Le Bouclier de la communauté ne détermine pas à lui seul le rapport de force d’une saison. Il constitue néanmoins un premier indicateur. Arsenal y a affiché une efficacité immédiate et une capacité à sanctionner rapidement son adversaire. Le résultat accroît les attentes autour du champion en titre avant le retour du championnat anglais.
Le tennis entre dans une nouvelle phase de la saison américaine
Al Quds Al Arabi, le 18 août 2026, suit également les grands tournois de tennis. Elena Rybakina, deuxième joueuse mondiale, a battu l’Américaine Taylor Townsend en deux manches, 6-3, 6-4. Mirra Andreeva, sixième mondiale et championne de Roland-Garros cette année, a dominé l’Ukrainienne Oleksandra Oliynykova 6-1, 6-0 en 65 minutes. Iga Świątek, tenante du titre et septième mondiale, s’est imposée 6-3, 6-0 contre la Colombienne Emiliana Arango. Coco Gauff a rencontré davantage de difficultés contre Liudmila Samsonova avant de renverser la rencontre en trois manches. Chez les hommes, l’Américain Ben Shelton, récemment monté à la sixième place mondiale après son titre à Montréal, a été éliminé par le Portugais Jaime Faria.
Ces résultats montrent une hiérarchie féminine à la fois solide et concurrentielle.

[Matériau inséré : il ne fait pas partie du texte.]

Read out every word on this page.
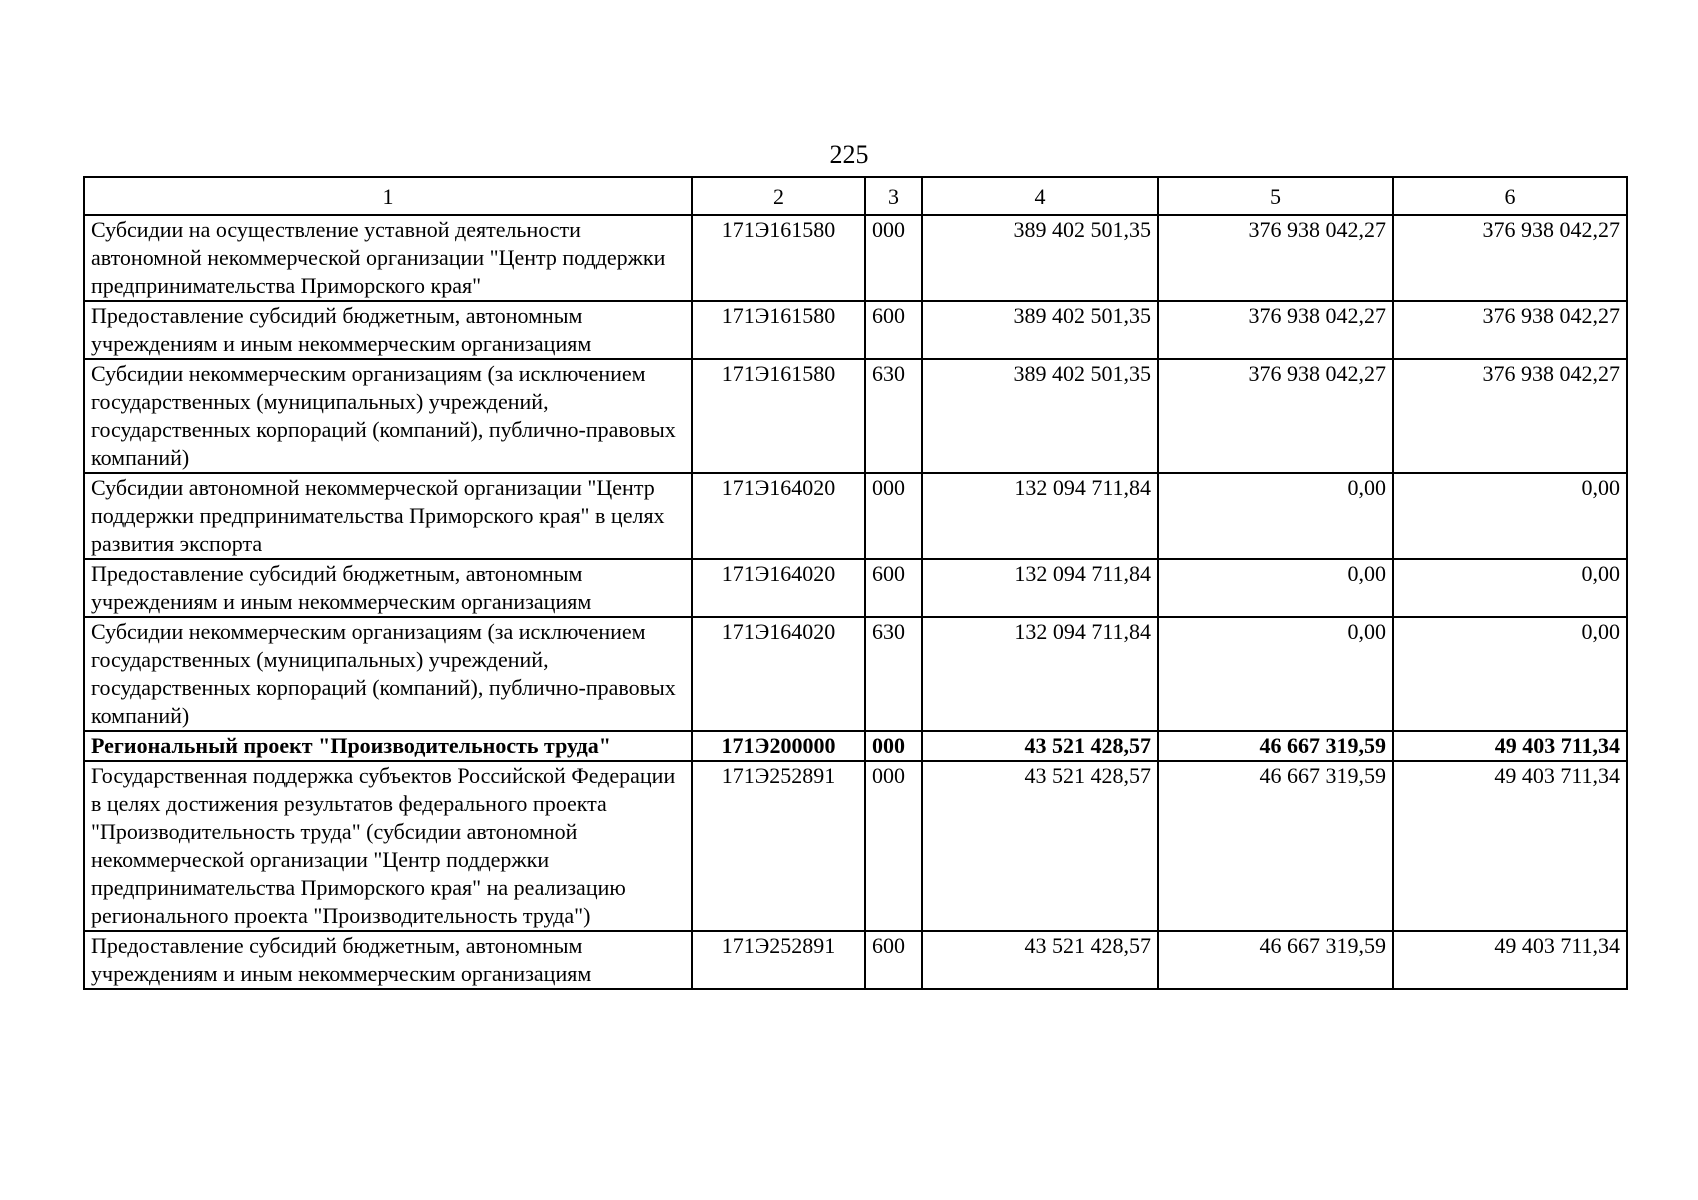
225
1	2	3	4	5	6
Субсидии на осуществление уставной деятельности автономной некоммерческой организации "Центр поддержки предпринимательства Приморского края"	171Э161580	000	389 402 501,35	376 938 042,27	376 938 042,27
Предоставление субсидий бюджетным, автономным учреждениям и иным некоммерческим организациям	171Э161580	600	389 402 501,35	376 938 042,27	376 938 042,27
Субсидии некоммерческим организациям (за исключением государственных (муниципальных) учреждений, государственных корпораций (компаний), публично-правовых компаний)	171Э161580	630	389 402 501,35	376 938 042,27	376 938 042,27
Субсидии автономной некоммерческой организации "Центр поддержки предпринимательства Приморского края" в целях развития экспорта	171Э164020	000	132 094 711,84	0,00	0,00
Предоставление субсидий бюджетным, автономным учреждениям и иным некоммерческим организациям	171Э164020	600	132 094 711,84	0,00	0,00
Субсидии некоммерческим организациям (за исключением государственных (муниципальных) учреждений, государственных корпораций (компаний), публично-правовых компаний)	171Э164020	630	132 094 711,84	0,00	0,00
Региональный проект "Производительность труда"	171Э200000	000	43 521 428,57	46 667 319,59	49 403 711,34
Государственная поддержка субъектов Российской Федерации в целях достижения результатов федерального проекта "Производительность труда" (субсидии автономной некоммерческой организации "Центр поддержки предпринимательства Приморского края" на реализацию регионального проекта "Производительность труда")	171Э252891	000	43 521 428,57	46 667 319,59	49 403 711,34
Предоставление субсидий бюджетным, автономным учреждениям и иным некоммерческим организациям	171Э252891	600	43 521 428,57	46 667 319,59	49 403 711,34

Plusieurs des principales joueuses mondiales avancent dans le tournoi, mais leurs parcours ne présentent pas le même degré de facilité. Andreeva et Świątek ont nettement dominé leurs adversaires, tandis que Gauff a dû revenir après la perte du premier set. Chez les hommes, l’élimination de Shelton rappelle la difficulté d’enchaîner après un grand succès.
Le championnat espagnol reprend avec plusieurs repères déjà posés
Le football espagnol complète l’actualité internationale. Al Quds Al Arabi, le 18 août 2026, rapporte notamment la victoire 3-0 de l’Espanyol contre Levante. Roberto Fernández a marqué à deux reprises, avant que Tyreece Dolan n’ajoute le troisième but. Le journal rappelle également les victoires d’Alavés contre Getafe et de Séville contre le Rayo Vallecano. La rencontre du FC Barcelone contre l’Athletic Bilbao a été reportée au 27 août, tandis que le Real Madrid doit affronter la Real Sociedad la veille.
La reprise espagnole intervient dans une période où les grands clubs doivent rapidement trouver leur rythme. Les reports modifient toutefois le calendrier des favoris et retardent certaines comparaisons. Les premiers résultats concernent donc surtout les équipes qui cherchent à installer immédiatement une dynamique positive.
Pour le sport libanais, les enjeux du 18 août sont plus structurels. No Limits découvre le plus haut niveau asiatique féminin après son premier titre national. Les moins de 15 ans préparent les qualifications continentales avec un nul contre la Syrie. Madjid Bougherra veut installer une identité offensive commune aux différentes sélections. En basket, les moins de 18 ans terminent un premier tour asiatique difficile tandis que les seniors multiplient les matchs de préparation à l’étranger. Ces dossiers placent la formation et la continuité au centre de l’actualité sportive nationale, avant l’élargissement aux grands résultats du football et du tennis internationaux.